There are eight floors, with each displaying a different type of alternative energy.
“For instance, the first floor is hydropower, the second floor is the energy of the sun, the third floor is wind energy, the fourth floor is bioenergy, chemical energy,” President of Kazakhstan Nursultan Nazarbayev said in a statement.
Future Energy Expo
The focus of the Astana expo this year is a combination of achieving changes in the energy sector, along with investigating new sources of energy and designing new modes of transportation. Finding a way to promote economic growth and a better quality of living while removing some of the burden on the environment remains at the heart of this year’s expo in Kazakhstan.

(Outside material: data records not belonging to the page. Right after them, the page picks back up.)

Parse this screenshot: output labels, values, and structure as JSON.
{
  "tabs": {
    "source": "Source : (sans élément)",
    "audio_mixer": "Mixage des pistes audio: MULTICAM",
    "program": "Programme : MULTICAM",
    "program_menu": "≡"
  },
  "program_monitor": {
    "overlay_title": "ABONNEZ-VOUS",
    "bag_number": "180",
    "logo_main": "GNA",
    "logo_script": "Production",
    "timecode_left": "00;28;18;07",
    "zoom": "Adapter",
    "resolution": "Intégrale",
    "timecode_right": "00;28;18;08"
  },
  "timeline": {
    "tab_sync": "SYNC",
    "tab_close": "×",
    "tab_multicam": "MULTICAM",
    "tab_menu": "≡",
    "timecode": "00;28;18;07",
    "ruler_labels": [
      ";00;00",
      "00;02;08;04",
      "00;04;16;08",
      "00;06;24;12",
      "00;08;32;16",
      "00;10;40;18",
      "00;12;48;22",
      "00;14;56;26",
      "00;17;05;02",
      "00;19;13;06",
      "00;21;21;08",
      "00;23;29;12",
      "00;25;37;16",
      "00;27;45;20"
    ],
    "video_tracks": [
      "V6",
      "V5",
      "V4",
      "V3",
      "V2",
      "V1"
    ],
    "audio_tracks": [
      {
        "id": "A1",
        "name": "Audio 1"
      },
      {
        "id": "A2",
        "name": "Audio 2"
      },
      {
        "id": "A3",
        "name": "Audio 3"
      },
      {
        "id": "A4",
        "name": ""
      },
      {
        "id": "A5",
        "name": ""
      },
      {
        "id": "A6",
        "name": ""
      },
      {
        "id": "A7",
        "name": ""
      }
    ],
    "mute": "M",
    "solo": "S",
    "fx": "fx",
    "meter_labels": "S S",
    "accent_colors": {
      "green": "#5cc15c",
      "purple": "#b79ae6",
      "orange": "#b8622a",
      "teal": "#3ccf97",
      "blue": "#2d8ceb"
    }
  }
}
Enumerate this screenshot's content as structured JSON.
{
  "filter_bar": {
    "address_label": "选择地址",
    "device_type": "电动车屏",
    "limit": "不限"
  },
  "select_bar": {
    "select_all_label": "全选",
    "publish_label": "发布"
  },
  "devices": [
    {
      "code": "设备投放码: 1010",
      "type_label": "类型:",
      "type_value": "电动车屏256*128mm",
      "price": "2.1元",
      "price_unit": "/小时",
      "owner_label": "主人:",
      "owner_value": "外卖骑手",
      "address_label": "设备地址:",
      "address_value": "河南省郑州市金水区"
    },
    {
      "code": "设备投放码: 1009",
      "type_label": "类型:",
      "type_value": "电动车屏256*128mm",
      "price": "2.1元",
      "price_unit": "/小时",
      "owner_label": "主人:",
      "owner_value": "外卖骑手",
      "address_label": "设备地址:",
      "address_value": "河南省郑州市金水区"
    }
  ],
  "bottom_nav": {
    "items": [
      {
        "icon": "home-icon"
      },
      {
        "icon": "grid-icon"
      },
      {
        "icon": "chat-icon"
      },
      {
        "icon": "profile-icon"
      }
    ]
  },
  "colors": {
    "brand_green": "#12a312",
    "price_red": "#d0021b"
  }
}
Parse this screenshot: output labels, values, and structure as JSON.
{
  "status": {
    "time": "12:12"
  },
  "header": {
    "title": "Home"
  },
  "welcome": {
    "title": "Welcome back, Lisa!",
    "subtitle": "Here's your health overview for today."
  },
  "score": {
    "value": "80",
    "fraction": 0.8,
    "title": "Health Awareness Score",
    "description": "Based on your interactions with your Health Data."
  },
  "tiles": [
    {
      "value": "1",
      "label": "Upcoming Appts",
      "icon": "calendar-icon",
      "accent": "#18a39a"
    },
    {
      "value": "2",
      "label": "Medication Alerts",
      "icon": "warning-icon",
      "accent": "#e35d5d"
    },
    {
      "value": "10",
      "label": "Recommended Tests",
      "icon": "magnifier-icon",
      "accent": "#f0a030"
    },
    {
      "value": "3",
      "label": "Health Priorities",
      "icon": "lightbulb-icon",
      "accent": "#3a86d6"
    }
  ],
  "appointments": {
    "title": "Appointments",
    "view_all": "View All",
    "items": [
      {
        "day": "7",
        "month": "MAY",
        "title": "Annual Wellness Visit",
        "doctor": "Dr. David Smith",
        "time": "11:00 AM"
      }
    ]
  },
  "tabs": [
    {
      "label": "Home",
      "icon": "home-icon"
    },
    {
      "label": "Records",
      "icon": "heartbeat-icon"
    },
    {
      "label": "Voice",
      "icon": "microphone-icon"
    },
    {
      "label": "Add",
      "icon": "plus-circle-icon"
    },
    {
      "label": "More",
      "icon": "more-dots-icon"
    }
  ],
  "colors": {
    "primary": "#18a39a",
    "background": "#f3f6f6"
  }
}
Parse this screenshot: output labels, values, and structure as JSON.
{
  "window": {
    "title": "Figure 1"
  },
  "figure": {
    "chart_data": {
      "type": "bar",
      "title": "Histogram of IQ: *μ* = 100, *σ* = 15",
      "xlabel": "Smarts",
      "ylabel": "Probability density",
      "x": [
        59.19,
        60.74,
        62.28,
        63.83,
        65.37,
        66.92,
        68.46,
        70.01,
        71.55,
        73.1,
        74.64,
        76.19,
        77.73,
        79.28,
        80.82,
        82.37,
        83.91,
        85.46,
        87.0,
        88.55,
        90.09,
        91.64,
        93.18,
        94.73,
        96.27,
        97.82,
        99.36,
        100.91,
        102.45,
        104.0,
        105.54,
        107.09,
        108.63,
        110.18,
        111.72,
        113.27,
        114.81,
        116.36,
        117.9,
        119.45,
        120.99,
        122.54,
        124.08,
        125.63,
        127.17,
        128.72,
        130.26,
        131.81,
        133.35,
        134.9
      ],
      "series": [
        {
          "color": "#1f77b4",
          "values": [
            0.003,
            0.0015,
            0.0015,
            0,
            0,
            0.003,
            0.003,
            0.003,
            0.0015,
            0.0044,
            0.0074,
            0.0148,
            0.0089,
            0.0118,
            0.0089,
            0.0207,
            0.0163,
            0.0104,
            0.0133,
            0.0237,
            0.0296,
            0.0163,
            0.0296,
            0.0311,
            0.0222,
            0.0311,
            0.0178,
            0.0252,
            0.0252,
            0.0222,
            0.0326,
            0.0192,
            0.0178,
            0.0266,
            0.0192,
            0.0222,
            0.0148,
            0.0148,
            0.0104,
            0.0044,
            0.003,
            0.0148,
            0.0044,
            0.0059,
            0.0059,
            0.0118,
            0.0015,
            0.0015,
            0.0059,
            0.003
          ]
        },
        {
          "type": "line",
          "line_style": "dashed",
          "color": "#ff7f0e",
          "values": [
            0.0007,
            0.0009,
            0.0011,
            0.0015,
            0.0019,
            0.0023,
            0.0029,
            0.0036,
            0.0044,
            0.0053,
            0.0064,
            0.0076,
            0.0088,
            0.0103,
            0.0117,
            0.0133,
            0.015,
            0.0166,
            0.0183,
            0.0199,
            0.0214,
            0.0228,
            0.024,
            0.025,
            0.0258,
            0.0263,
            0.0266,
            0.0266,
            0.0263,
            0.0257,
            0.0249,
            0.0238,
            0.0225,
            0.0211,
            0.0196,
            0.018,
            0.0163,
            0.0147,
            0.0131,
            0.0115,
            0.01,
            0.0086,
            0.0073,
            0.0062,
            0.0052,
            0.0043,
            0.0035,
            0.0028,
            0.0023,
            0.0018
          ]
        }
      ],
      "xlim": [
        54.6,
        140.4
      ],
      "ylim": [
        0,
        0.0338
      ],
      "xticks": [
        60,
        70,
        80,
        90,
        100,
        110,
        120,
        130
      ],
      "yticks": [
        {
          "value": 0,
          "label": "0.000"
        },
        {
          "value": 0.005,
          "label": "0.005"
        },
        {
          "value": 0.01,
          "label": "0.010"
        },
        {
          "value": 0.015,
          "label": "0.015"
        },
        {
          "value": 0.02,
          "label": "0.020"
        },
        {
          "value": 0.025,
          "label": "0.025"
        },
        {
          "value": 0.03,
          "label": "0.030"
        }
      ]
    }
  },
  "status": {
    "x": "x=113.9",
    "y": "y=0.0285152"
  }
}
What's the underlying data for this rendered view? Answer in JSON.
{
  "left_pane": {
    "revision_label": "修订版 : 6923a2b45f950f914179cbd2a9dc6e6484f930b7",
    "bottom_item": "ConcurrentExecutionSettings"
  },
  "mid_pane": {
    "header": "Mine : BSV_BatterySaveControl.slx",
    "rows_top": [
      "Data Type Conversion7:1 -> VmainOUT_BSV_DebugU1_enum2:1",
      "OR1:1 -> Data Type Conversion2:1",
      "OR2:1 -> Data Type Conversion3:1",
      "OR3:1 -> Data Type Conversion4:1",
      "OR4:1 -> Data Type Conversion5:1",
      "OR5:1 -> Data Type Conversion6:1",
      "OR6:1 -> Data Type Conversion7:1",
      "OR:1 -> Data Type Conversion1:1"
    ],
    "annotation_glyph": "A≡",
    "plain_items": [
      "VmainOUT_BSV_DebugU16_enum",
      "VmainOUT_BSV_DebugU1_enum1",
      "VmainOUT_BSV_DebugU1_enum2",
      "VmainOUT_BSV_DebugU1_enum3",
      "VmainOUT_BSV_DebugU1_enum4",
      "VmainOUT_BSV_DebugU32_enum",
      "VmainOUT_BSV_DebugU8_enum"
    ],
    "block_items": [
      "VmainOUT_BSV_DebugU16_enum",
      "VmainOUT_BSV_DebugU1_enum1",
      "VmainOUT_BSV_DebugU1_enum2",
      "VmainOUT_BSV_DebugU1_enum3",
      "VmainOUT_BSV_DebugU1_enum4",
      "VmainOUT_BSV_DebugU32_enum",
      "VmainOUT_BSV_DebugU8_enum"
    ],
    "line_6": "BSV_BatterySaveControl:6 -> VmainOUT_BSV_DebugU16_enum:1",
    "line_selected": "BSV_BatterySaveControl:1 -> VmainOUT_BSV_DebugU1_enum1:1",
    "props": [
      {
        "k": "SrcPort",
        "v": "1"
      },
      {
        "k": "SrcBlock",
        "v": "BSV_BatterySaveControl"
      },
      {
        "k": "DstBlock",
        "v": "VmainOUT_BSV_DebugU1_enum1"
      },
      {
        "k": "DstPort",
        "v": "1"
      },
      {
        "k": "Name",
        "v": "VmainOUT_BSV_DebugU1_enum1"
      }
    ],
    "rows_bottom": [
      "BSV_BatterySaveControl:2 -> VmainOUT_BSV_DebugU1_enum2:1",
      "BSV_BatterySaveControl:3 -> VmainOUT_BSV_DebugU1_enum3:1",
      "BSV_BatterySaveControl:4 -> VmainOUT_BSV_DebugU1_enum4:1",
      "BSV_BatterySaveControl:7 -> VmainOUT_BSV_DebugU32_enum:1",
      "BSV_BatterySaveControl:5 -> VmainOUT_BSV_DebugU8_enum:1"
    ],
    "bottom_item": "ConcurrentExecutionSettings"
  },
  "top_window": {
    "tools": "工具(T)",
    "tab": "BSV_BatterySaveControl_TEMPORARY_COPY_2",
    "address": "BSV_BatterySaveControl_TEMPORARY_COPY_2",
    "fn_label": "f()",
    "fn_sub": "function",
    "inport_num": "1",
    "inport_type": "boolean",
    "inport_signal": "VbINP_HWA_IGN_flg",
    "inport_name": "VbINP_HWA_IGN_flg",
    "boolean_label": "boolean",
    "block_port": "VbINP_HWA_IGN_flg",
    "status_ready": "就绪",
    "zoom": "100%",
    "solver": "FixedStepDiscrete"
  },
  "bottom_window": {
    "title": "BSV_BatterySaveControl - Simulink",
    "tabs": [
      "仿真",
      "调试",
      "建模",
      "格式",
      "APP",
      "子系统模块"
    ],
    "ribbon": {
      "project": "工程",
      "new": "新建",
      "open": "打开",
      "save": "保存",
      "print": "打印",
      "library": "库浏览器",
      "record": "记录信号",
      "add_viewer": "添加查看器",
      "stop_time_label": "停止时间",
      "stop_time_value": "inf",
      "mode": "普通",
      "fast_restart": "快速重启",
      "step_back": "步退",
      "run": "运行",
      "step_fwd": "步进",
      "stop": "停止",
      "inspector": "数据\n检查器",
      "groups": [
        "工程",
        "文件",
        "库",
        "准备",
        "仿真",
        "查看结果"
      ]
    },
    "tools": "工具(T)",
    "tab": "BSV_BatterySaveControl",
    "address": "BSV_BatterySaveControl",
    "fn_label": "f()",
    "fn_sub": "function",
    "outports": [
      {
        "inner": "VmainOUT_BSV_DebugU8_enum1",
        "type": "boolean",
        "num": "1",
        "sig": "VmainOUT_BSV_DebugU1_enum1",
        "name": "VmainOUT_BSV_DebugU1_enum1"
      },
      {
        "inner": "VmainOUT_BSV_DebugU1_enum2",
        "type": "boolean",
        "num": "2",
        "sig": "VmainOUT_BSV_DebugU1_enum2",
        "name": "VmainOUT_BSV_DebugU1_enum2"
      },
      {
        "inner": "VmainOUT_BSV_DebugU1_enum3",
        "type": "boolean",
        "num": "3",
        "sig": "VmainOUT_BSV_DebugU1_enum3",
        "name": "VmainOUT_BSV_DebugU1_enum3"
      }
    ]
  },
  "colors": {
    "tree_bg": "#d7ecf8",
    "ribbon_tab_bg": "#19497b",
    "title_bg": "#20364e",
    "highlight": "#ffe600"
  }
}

Phase 1 of the expo was completed in June, which saw the design and construction of expo buildings. The buildings themselves generate power, becoming the world’s first truly post-Industrial Revolution city.
Phase 2 of the expo is known as Legacy Mode, and will convert the expo buildings into an office and research park, with 100 percent of the post-expo non-potable water demand to be provided by an onsite water reclamation facility, and 24 percent of electrical demand to be met by BIPV energy systems.